# Under The Sofa Mods



## Path4ground (Sep 14, 2008)

We wanted to share this large unused area (about 2ft x 3 ft) under the sofa that we found while installing an antifreeze kit to the water pump.
The water pump and heater are located under the sofa, on the left side in the 2009 210RS. When we saw that half of the floor area under the sofa wasn't used, we took advantage of the space by framing a separator between the utilities side and the unused side, and making an access hole (25"x13") which can be reached from lifting the sofa.
Wonder why Keystone didn't take advantage of this space for additional storage.


----------



## MaeJae (May 12, 2005)

GREAT mod!!!









Thanks for the pix!

MaeJae


----------



## rdvholtwood (Sep 18, 2008)

Nice Mod - this is something I am also going to look into with our TT.

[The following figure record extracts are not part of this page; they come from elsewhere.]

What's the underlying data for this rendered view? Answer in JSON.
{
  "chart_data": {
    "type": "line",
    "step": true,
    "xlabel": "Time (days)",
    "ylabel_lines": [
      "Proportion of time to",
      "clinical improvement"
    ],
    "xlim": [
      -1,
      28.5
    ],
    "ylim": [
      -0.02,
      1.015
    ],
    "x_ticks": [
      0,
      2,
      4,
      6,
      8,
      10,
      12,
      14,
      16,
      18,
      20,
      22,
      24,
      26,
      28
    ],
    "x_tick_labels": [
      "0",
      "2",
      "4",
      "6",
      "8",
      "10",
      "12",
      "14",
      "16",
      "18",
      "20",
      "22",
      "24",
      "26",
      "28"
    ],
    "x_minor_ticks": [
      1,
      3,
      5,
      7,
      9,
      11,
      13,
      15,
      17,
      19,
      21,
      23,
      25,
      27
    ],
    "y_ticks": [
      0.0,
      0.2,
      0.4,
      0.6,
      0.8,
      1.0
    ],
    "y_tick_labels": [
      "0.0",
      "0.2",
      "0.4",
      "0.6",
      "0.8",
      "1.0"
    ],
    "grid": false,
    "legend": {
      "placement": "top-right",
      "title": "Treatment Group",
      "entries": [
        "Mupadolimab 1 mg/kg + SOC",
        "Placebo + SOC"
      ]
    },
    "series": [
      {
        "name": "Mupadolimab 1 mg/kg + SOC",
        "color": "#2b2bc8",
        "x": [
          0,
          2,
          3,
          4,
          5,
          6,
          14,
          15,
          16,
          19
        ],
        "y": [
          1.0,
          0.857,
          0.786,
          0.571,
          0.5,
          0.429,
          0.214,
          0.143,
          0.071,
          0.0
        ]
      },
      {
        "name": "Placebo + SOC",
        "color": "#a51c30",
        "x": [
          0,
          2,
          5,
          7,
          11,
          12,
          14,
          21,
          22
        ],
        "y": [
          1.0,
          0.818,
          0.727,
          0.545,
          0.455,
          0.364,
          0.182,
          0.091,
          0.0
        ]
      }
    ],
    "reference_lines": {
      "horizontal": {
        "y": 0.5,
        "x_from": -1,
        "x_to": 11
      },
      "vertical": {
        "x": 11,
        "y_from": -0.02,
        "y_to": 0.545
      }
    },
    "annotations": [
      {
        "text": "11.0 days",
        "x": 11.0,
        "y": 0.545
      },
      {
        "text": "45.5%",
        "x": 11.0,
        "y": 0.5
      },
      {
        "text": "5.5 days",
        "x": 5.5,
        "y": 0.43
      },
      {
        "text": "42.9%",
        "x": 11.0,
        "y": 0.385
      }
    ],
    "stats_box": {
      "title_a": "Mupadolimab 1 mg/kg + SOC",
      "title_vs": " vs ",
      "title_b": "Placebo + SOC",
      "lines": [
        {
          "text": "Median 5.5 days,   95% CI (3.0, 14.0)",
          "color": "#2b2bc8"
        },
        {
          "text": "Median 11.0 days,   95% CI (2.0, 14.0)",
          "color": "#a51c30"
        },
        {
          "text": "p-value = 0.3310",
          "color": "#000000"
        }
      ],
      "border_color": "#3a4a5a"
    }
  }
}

Interesting - our area under the sofa only has a small circle on our 250RS to get to the bypass valve for the HW Heater. Just curious as to if your water pump has a bypass also? or did you have to insall one?

Rick


----------



## ALASKA PFLOCK (Jun 24, 2007)

Path4ground- Nice mod! Strange that Keystone didn't utilize this great space, they did in our 2005 26RS.


----------



## Thor (Apr 7, 2004)

Great Job - I love the extra touch with the black finishing edge.

Thor


----------



## SLO Outbacker (Jan 30, 2009)

I just picked up a 210 2 weeks ago. I like the mods you have done. How hard was it to move the sofa back? Keep the ideas coming!


----------



## Scoutr2 (Aug 21, 2006)

This won't work for some of us, though. I have a 2007 29BHS (discontinued model) and the area that you made into storage is where my slide motor is located. But the idea is a good one for those that can do it!

Thanks for sharing.

Mike


----------



## GarethsDad (Apr 4, 2007)

Did you add a accumulator tank while you were installing the antifreeze kit? James


----------



## Path4ground (Sep 14, 2008)

SLO Outbacker said:


> I just picked up a 210 2 weeks ago. I like the mods you have done. How hard was it to move the sofa back? Keep the ideas coming!


Its been awhile since I have been on the site, but to answer your question, its 4 screws at the corners of the sofa frame. Shouldn't be very difficult to do, just be aware not to go back too far that the sofa doesn't hit the wall when folding down!


----------